For Amazon, that will mean showing some positive messaging and specifics about its work on its own AI chips, called Trainium, as well as building out its cloud business, which is key for customers who need computing power to train AI models.

Apple will face less pressure because the impact of Apple Intelligence on iPhone, iPad, and Mac sales will only begin to be visible once it begins rolling out its AI platform later this year.

Meta’s Mark Zuckerberg will likely face questions again about the company’s AI spending, as he did in his last earnings report, after he raised his guidance for this year’s capital spending from about $37 billion to $40 billion.
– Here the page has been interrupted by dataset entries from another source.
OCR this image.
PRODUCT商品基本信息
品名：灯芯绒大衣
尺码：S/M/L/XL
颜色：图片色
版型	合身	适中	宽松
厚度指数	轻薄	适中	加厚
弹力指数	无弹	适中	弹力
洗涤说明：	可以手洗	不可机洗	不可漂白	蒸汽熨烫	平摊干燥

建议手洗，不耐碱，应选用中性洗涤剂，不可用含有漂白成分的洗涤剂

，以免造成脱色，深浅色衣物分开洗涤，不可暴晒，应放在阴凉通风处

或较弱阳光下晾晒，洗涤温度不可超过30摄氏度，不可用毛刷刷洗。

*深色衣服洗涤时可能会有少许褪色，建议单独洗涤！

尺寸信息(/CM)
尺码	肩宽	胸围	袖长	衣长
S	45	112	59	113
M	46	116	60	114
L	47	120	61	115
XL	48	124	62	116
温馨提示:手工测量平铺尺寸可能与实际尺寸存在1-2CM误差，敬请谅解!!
Microsoft’s Satya Nadella, who has invested billions of dollars in his partnership with OpenAI, will also face questions about how his AI tools like Copilot are doing.

Some have strong expectations that tech companies will generate profits over the long term. In a research note last week, Wedbush analyst Dan Ives wrote that while last week’s sell-off was “brutal,” it “wasn’t the end of the tech sector’s bull run.”

That may be true, but there’s no denying that tech companies are spending a ton of money in the name of AI. Those who invest in them will want to see that investment paid off sooner rather than later.